White Rock has chosen to focus exploration on the Bonnifield East area where the two most significant deposits of Dry Creek and West Tundra Flats are located on opposite limbs of a regional syncline (Figure 6). The syncline controls the distribution of the prospective VMS horizon with the upper metasiliciclastic rocks of the Totalanika Schist forming the hangingwall to VMS mineralisation throughout the district. The prospective footwall sequence dips steeply to the north along the southern limb (where the Dry Creek deposit is located) and shallow to the south along the northern limb (where the West Tundra Flats deposit is located).
White Rock has compiled all available data sources of the Bonnifield East district, for use in defining WMS targets through the power of modern vector analysis and 3D processing. Targeting has focused on specific extensions to the known mineralisation as well as district wide targets that could represent additional zinc – silver deposits in the Red Mountain VMS camp
Dr Jim Franklin, a recognised global VMS expert, completed an assessment of compiled surface geochemical data. The study aimed to use modern vector analysis to identify new exploration targets from old data. Dr Franklin was able to use the known deposits at Dry Creek and West Tundra Flats to calibrate his assessment of the regional data. The resulting assessment prioritises the Dry Creek West, ReRun, West Tundra Flats, Smog and Glacier target areas as highly prospective for additional VMS deposits (Figure 6). Observations based on the zonation of geochemical alteration and detailed geological mapping provided by the DGGS suggest that each target area shows extensive lateral and vertical footwall alteration, and the potential for a number of mineralised horizons and indicators for proximal base metal (zinc-lead) and precious metal (gold-silver) mineralisation.
Condor Consulting, Inc., recognised experts in the field of airborne electromagnetics (“EM”), completed a detailed interpretation of the EM and magnetics survey flown by the Alaskan Division of Geological and Geophysical Surveys (“DGGS”) in 2007. Condor was able to use the known deposits at Dry Creek and West Tundra Flats to calibrate the assessment of the EM and magnetics data. A number of high priority conductors were identified as having the potential of being caused by massive sulphide mineralisation (Figure 7). The highest priority conductors are located within the identified geochemical target areas, some of which are coincident with strong base metal and precious metal anomalies from historic sampling (Conductors 1 to 30).

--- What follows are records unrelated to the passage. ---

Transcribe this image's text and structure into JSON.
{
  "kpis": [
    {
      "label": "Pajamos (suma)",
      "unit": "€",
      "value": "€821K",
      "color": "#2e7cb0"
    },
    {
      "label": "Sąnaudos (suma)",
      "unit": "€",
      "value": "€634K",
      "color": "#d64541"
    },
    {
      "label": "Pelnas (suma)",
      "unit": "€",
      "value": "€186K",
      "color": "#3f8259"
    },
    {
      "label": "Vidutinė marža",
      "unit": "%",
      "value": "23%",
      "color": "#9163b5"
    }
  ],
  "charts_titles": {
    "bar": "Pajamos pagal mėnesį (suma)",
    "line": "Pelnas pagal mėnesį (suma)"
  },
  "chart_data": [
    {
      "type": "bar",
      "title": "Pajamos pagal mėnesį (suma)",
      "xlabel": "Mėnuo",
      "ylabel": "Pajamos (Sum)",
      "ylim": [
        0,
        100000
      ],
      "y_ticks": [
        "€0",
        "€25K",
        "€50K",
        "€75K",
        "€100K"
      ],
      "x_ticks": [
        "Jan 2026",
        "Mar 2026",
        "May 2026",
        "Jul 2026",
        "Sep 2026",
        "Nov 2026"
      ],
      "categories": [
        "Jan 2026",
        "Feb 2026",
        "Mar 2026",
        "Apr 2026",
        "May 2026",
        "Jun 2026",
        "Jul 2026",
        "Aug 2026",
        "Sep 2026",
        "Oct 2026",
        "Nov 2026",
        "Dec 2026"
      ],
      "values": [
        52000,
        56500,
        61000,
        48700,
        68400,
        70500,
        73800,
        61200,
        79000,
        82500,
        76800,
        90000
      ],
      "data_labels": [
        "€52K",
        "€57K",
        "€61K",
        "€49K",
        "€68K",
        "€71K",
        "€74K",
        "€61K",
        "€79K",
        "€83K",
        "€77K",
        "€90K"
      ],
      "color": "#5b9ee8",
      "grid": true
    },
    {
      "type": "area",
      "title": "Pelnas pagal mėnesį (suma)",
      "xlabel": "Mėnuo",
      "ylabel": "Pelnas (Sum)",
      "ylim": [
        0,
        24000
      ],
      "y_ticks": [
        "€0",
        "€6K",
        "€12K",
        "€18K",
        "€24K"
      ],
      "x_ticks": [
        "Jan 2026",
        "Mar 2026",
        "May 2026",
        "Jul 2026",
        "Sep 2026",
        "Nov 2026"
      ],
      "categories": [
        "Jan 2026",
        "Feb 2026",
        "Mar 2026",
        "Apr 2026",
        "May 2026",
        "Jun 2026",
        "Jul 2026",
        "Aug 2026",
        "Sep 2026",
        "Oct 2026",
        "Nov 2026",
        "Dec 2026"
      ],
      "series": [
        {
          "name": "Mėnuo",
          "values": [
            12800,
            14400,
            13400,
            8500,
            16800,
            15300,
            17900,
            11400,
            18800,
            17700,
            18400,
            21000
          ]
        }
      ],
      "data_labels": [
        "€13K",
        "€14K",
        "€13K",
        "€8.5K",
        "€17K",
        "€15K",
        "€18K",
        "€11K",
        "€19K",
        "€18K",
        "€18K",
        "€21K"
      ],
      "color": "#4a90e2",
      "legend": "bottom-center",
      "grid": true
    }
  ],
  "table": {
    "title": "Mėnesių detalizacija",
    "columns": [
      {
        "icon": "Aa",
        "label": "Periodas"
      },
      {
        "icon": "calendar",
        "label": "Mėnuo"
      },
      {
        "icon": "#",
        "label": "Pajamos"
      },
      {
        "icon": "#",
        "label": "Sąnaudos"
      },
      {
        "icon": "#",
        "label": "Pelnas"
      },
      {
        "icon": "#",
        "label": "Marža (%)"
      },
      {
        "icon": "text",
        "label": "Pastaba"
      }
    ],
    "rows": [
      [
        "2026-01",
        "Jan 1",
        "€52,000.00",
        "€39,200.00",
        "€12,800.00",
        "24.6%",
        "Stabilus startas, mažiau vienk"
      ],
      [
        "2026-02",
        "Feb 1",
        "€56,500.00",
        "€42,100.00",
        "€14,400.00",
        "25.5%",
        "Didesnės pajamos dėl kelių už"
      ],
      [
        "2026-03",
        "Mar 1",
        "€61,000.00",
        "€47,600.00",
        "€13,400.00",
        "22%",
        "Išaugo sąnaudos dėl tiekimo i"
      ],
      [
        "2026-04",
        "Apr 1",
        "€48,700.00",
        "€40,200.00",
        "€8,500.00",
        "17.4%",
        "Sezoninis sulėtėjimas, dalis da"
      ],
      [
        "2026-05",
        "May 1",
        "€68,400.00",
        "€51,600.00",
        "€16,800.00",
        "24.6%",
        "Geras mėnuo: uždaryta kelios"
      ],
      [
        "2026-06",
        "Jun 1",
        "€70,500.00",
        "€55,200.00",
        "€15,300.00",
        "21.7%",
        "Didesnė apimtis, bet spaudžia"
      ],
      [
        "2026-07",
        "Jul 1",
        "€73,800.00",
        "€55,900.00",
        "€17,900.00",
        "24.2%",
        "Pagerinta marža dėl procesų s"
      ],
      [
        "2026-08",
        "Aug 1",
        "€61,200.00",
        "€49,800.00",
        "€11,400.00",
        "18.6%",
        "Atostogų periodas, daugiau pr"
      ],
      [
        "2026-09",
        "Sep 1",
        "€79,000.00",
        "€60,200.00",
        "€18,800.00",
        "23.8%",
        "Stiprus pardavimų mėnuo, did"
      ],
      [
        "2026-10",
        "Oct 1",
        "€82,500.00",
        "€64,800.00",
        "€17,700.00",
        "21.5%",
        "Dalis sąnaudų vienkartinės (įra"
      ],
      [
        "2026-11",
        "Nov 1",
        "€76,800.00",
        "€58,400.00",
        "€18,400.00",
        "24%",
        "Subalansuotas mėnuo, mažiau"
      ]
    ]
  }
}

Subsequently White Rock expanded the Red Mountain tenement package to 143km², which covers the best geochemical targets along both limbs of the syncline (Figure 6), including a significant area down dip of the exposed prospective VMS horizon. The expanded tenement position provides White Rock with a significant land package containing numerous targets with the potential for additional deposits that could transform the Red Mountain project into Alaska’s next development project.
Figure 6: Red Mountain project tenement outline on the DGGS geology map (sourced from the DGGS Preliminary Interpretative Report 2016-3 by Freeman et al., 2016) with locations for the Dry Creek and West Tundra Flats VMS deposits, and the geochemical target areas.
Figure 7: Red Mountain high priority conductors (pink) on a conductivity depth slice at 40m below surface from the 1D inversion of airborne electromagnetics. Locations for the Dry Creek and West Tundra Flats VMS deposits, and target areas (ReRun, Dry Creek West, Rod, WTF, Smog South, Smog North, Glacier East, Glacier West and Sheep Rogers) are defined by geochemical alteration (in green boxes), and the corridor of conductors along the northeast trend from Dry Creek to West Tundra Flats (dashed yellow line).
Preliminary analysis of the geologic setting of the Bonnifield District and the Dry Creek and West Tundra Flats deposits indicates that the Red Mountain Project has the volcanic, geochemical, alteration and sulphide assemblage characteristics of a very shallow water, boiling hydrothermal system. Such conditions enhance the prospectivity for gold-rich systems since gold is transformed as a bisulphide complex that has inverse solubility and is precipitated only on oxidation of the fluid, usually at the top of massive sulphide deposits or in the immediate hangingwall sediments. Since gold behaves differently to the base metals the gold bearing host rocks are not necessarily enriched in base metals and consequently are often missed during sampling. The gold bearing host rocks are not enriched in base metals and consequently are often missed during sampling.
On the basis of the above the company is moving forward planning a range of follow-up exploration work that will lead to future drill testing. The focus of these programs is to discover:
- Gold-rich deposits previously not sampled for or targeted.
- A large (10Mt) deposit rich in zinc, lead and silver.
- Additional small deposits.
- Extensions to known mineralisation.
White Rock notes that Alaska is ranked sixth (6th) on the Investment Attractiveness Index released by the Fraser Institute Annual Survey of Mining Companies 2015 out of 109 jurisdictions. The index is weighted 40% by policy and 60% by mineral potential. This also provides the necessary encouragement to invest in this part of the world.